[XLA:CPU] Improve Trace emitter #10164

sachinmuradi · 2024-02-29T23:51:50Z

This PR improves tracing a bit.

Without this PR, you would see operations in trace view as :

This way , it s difficult to see a) target of custom call b) can't group operations based on type of hlo operation and hence makes op list huge

This PR addresses these problems and now you should see tensorboard trace view as :

ddunl · 2024-03-12T21:39:25Z

LGTM but interested in @penpornk 's review. Thanks for the PR!!

kamaljeeti · 2024-03-25T17:08:31Z

Hi @penpornk , can you review this PR? Thanks.

penpornk

Thank you for the PR and sorry for the delay! This fell through the crack.

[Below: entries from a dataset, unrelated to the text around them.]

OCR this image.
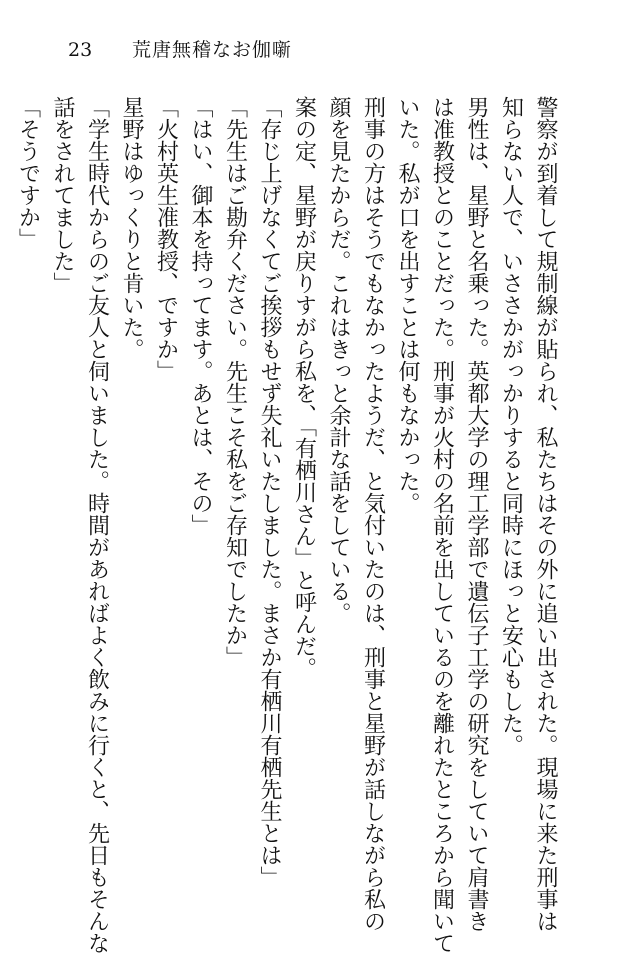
23	荒唐無稽なお伽噺

警察が到着して規制線が貼られ、私たちはその外に追い出された。現場に来た刑事は

知らない人で、いささかがっかりすると同時にほっと安心もした。

男性は、星野と名乗った。英都大学の理工学部で遺伝子工学の研究をしていて肩書き

は准教授とのことだった。刑事が火村の名前を出しているのを離れたところから聞いて

いた。私が口を出すことは何もなかった。

刑事の方はそうでもなかったようだ、と気付いたのは、刑事と星野が話しながら私の

顔を見たからだ。これはきっと余計な話をしている。

案の定、星野が戻りすがら私を、「有栖川さん」と呼んだ。

「存じ上げなくてご挨拶もせず失礼いたしました。まさか有栖川有栖先生とは」

「先生はご勘弁ください。先生こそ私をご存知でしたか」

「はい、御本を持ってます。あとは、その」

「火村英生准教授、ですか」

星野はゆっくりと肯いた。

「学生時代からのご友人と伺いました。時間があればよく飲みに行くと、先日もそんな

話をされてました」

「そうですか」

penpornk · 2024-03-25T19:19:12Z

xla/service/cpu/ir_emitter.cc

+    // For custom call, passing custom call target is more informative
+    hlo_name_str = hlo->custom_call_target();
+  } else {
+    hlo_name_str = HloOpcodeString(hlo->opcode());


I'm not sure about this part since it would mean we can't tell the difference between each of the same HLO instructions anymore, e.g., dot.123 vs dot.42, etc. Maybe it would be better to improve the trace summarizer instead?

penpornk · 2024-03-25T19:29:44Z

xla/service/cpu/ir_emitter.cc

+  auto hlo_name_str = hlo->name();
+  if (hlo->opcode() == HloOpcode::kCustomCall) {
+    // For custom call, passing custom call target is more informative
+    hlo_name_str = hlo->custom_call_target();


For custom call, it's probably still good to know the custom call id. Having custom-call.<id> as prefix should still be helpful, e.g., custom-call.46.__onednn$matmul.

sachinmuradi · 2024-03-29T20:32:53Z

@penpornk Thank you for review, I modified the code a bit , to encode more information to TraceMe API, hope this addresses your comments, let me know your thoughts on this.

I am trying to avoid the long list generated at ops summary table in trace view, which sometimes is very slow to scroll if we have many hlo ops. It may be better if we just show the hlo opcodes in table and show which type of op is spending more time in execution, this is similar to what I have seen when using Tensorflow - Tensorboard trace view.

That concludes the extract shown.